- Born: 1940 New York City
- Died: 2004 (Age 63)
- Education: Cornell University (BA); Albert Einstein College of Medicine (MD);
- Known for: Pharmacometrics; NONMEM;
- Awards: Oscar B. Hunter Award (2004); Rawls Palmer Progress in Medicine Award (1989);

= Lewis B. Sheiner =

American pharmacometrician (1940–2004)

Lewis B. Sheiner (1940 – April 22, 2004) was an American pharmacologist, known for his seminal work developing and applying mathematical models to problems in pharmacodynamics and pharmacokinetics.

== Early life and education ==
Born in New York City in 1940, Lewis B. Sheiner received his Bachelor of Arts degree with Honors in Chemistry from Cornell University in 1960 and earned his Doctor of Medicine (M.D.) from the Albert Einstein College of Medicine in 1964.

== Career ==
After earning his M.D., Sheiner did a three-year stint at Columbia Presbyterian Medical Center, first as an intern and then as a resident. He then served as a Research Associate at the National Institutes of Mental Health and the NIH Division of Computer Research and Technology. Sheiner completed his medical residency training at Stanford University in 1970. A two-year Clinical Pharmacology Fellowship at the University of California, San Francisco (UCSF) lead to a faculty position starting in 1972. He remained at UCSF for the remainder of his career, where hist last title was Professor of Laboratory Medicine, Medicine and Biopharmaceutical Sciences.

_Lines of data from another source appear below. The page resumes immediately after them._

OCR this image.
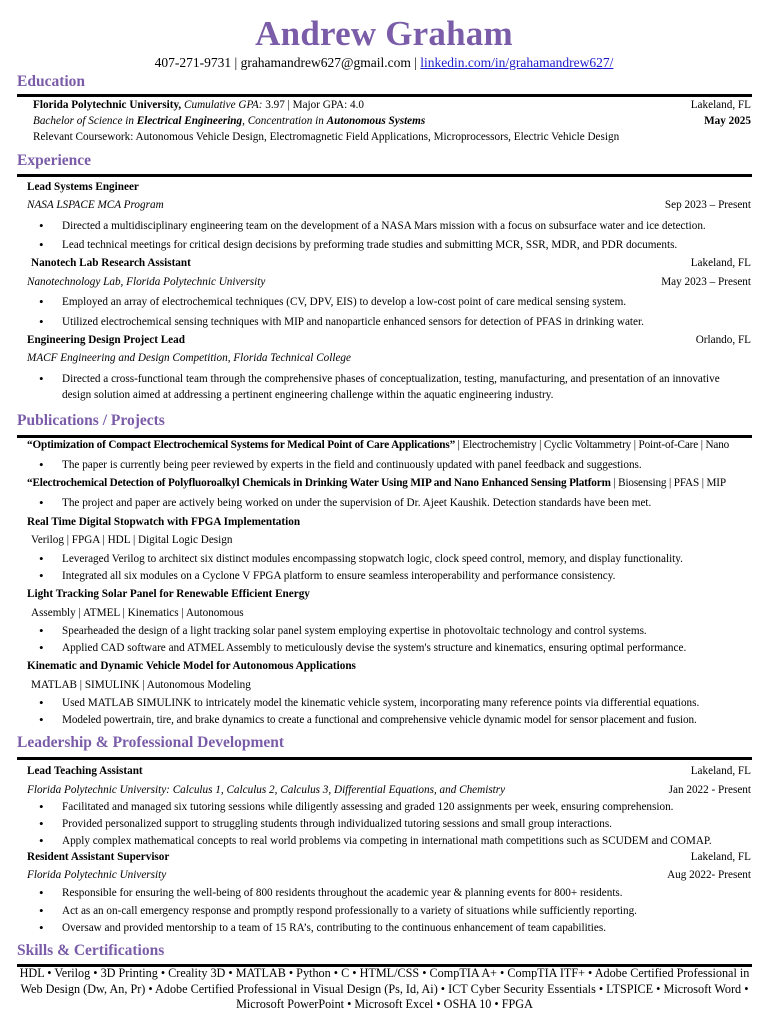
Andrew Graham
407-271-9731 | grahamandrew627@gmail.com | linkedin.com/in/grahamandrew627/
Education
Florida Polytechnic University, Cumulative GPA: 3.97 | Major GPA: 4.0	Lakeland, FL
Bachelor of Science in Electrical Engineering, Concentration in Autonomous Systems	May 2025
Relevant Coursework: Autonomous Vehicle Design, Electromagnetic Field Applications, Microprocessors, Electric Vehicle Design
Experience
Lead Systems Engineer
NASA LSPACE MCA Program	Sep 2023 – Present
• Directed a multidisciplinary engineering team on the development of a NASA Mars mission with a focus on subsurface water and ice detection.
• Lead technical meetings for critical design decisions by preforming trade studies and submitting MCR, SSR, MDR, and PDR documents.
Nanotech Lab Research Assistant	Lakeland, FL
Nanotechnology Lab, Florida Polytechnic University	May 2023 – Present
• Employed an array of electrochemical techniques (CV, DPV, EIS) to develop a low-cost point of care medical sensing system.
• Utilized electrochemical sensing techniques with MIP and nanoparticle enhanced sensors for detection of PFAS in drinking water.
Engineering Design Project Lead	Orlando, FL
MACF Engineering and Design Competition, Florida Technical College
• Directed a cross-functional team through the comprehensive phases of conceptualization, testing, manufacturing, and presentation of an innovative design solution aimed at addressing a pertinent engineering challenge within the aquatic engineering industry.
Publications / Projects
“Optimization of Compact Electrochemical Systems for Medical Point of Care Applications” | Electrochemistry | Cyclic Voltammetry | Point-of-Care | Nano
• The paper is currently being peer reviewed by experts in the field and continuously updated with panel feedback and suggestions.
“Electrochemical Detection of Polyfluoroalkyl Chemicals in Drinking Water Using MIP and Nano Enhanced Sensing Platform | Biosensing | PFAS | MIP
• The project and paper are actively being worked on under the supervision of Dr. Ajeet Kaushik. Detection standards have been met.
Real Time Digital Stopwatch with FPGA Implementation
Verilog | FPGA | HDL | Digital Logic Design
• Leveraged Verilog to architect six distinct modules encompassing stopwatch logic, clock speed control, memory, and display functionality.
• Integrated all six modules on a Cyclone V FPGA platform to ensure seamless interoperability and performance consistency.
Light Tracking Solar Panel for Renewable Efficient Energy
Assembly | ATMEL | Kinematics | Autonomous
• Spearheaded the design of a light tracking solar panel system employing expertise in photovoltaic technology and control systems.
• Applied CAD software and ATMEL Assembly to meticulously devise the system's structure and kinematics, ensuring optimal performance.
Kinematic and Dynamic Vehicle Model for Autonomous Applications
MATLAB | SIMULINK | Autonomous Modeling
• Used MATLAB SIMULINK to intricately model the kinematic vehicle system, incorporating many reference points via differential equations.
• Modeled powertrain, tire, and brake dynamics to create a functional and comprehensive vehicle dynamic model for sensor placement and fusion.
Leadership & Professional Development
Lead Teaching Assistant	Lakeland, FL
Florida Polytechnic University: Calculus 1, Calculus 2, Calculus 3, Differential Equations, and Chemistry	Jan 2022 - Present
• Facilitated and managed six tutoring sessions while diligently assessing and graded 120 assignments per week, ensuring comprehension.
• Provided personalized support to struggling students through individualized tutoring sessions and small group interactions.
• Apply complex mathematical concepts to real world problems via competing in international math competitions such as SCUDEM and COMAP.
Resident Assistant Supervisor	Lakeland, FL
Florida Polytechnic University	Aug 2022- Present
• Responsible for ensuring the well-being of 800 residents throughout the academic year & planning events for 800+ residents.
• Act as an on-call emergency response and promptly respond professionally to a variety of situations while sufficiently reporting.
• Oversaw and provided mentorship to a team of 15 RA’s, contributing to the continuous enhancement of team capabilities.
Skills & Certifications
HDL • Verilog • 3D Printing • Creality 3D • MATLAB • Python • C • HTML/CSS • CompTIA A+ • CompTIA ITF+ • Adobe Certified Professional in Web Design (Dw, An, Pr) • Adobe Certified Professional in Visual Design (Ps, Id, Ai) • ICT Cyber Security Essentials • LTSPICE • Microsoft Word • Microsoft PowerPoint • Microsoft Excel • OSHA 10 • FPGA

== Research and contributions ==
Sheiner's research focused on developing mathematical models and data analysis techniques to quantitatively characterize the impact of drug therapy from observational data, gathered either during drug development trials or during routine patient care. The practical objective motivating his research was more efficient and informative clinical trials as well as the ability to optimize dosage recommendations for individual patients. His work has influenced clinical pharmacology as a scientific discipline as well as the pharmaceutical industry and drug regulation more broadly.

Sheiner's models have been implemented via software such as NONMEM, co-developed with Barr Rosenberg.

Among his many notable papers are "Modelling of individual pharmacokinetics for computer-aided drug dosage" in 1972, "Understanding the dose-effect relationship: clinical application of pharmacokinetic-pharmacodynamic models" co-written with Nick Holford in 1981, and "Learning versus confirming in clinical drug development" in 1997.

== Awards and honors ==
Sheiner received the Oscar B. Hunter Award, the highest honor of the American Society for Clinical Pharmacology and Therapeutics (ASCPT), in 2004. He was given an Honorary Doctorate from Uppsala University, Sweden in 1995 and received the Rawls Palmer Progress in Medicine Award of the ASCPT in 1989.

Posthumously, several awards have been named in Sheiner's honor, including the International Society of Pharmacometrics (ISoP) Lewis B. Sheiner Lecturer Award and the ASCPT's Sheiner-Beal Pharmacometrics Award.

== Death ==
Sheiner died on April 22, 2004, at the age of 63, after experiencing cardiac arrhythmias while traveling by train from a scientific workshop in Sils Maria, Switzerland.